Articles
26 February 2020

Tipping point: When restaurants foot the bill

‘Waiter, waiter, there’s a fly in my soup.’
‘Don’t worry sir. He’s so small he won’t drink much of it.’

Restaurants compete in a ferocious marketplace, where bearing the cost of mistakes to help retain custom is commonplace. But at what cost to the restaurant? Jessica Exton serves up some food for thought. 

It’s a situation familiar to many of us. You dine at a restaurant but somewhere between browsing the menu, discussing options with the waiting staff and ordering, an additional or incorrect meal is mistakenly delivered.

Be it an error by the customer or the waiter, the restaurant will invariably shoulder the cost. This can involve removing items from the final bill to compensate the diner, whether the restaurant was at fault or not. The customer is always right, don’t forget.

But how does this impact the restaurant? This itself is a two-pronged discussion – one of financial and another of reputational cost.

A business is often built on reputation. Bad reviews, especially in today’s social media-led environment where everyone believes themselves to be a worthy critic, can have a significant impact. A picture-perfect starter posted on Instagram can be the making or breaking of a restaurant. So, if the cost of one meal means preventing one bad review, it’s often considered justified. One scathing critique may influence ten would-be diners to choose elsewhere to eat. And word-of-mouth travels fast these days.
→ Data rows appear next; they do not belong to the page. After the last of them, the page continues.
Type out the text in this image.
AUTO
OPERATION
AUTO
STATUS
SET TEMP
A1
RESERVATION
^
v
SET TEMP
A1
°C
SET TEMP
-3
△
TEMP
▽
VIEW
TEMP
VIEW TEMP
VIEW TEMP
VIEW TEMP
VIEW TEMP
Practically speaking, businesses account for a degree of losses such as this. But whether this filters into a customer’s thinking can influence the end agreement for who pays for what.

Robin Hood effect

Taking a free meal or having a discounted bill may feel justified for some. The thought process follows that of the Robin Hood effect, where the poor, hungry customer receives a free meal off the big, rich corporate.

But what of the waiter? Some may assume a customer’s malevolence will unlikely stretch to a specific individual. But, in fact, quite the opposite can be true. A customer’s benevolence may try and compensate the waiter by leaving a generous tip in an effort to remove any personal fault associated with the mistake, no matter who’s error it was. This redistribution or reallocation of money helps balance the equilibrium as much in one’s conscience as it does in one’s wallet. In this case resources are allocated without negatively impacting either party; the customer receives a discount, the waiter receives a more generous tip, the restaurant helps preserve its reputation and hopefully a returning customer.

Guilt complex

Generosity can stem from different contextual factors. A 2010 study in the International Journal of Hospitaility Management notes how a restaurant's ambience, such as the music it plays, can influence patrons to leave larger tips. Service with a smile and forgiveness will invariably also have an effect.

Customer guilt may be heightened if say, you’re eating at a small family-run business. Yet the opposite may be true if a large food chain or Michelin-starred restaurant serves up an unappetising treat. Big businesses can bear the brunt more than others, right?

Given we have different personality characteristics, how we approach situations such as these will differ greatly. Furthermore, put the same person in an identical situation, but on another day and they may act entirely differently. The diner may have been recently paid and so more relaxed over being compensated; they may be looking to make a good impression on a first date, and so shrugging off a mistake could put them in a better light; they may simply be having a bad day and react out of character.

Whatever the specifics, a restaurant striving to succeed must balance relative short-term losses with longer-term profit based on a reputation of high standards.

Even if the customer isn’t always right, it often pays to make them think they are.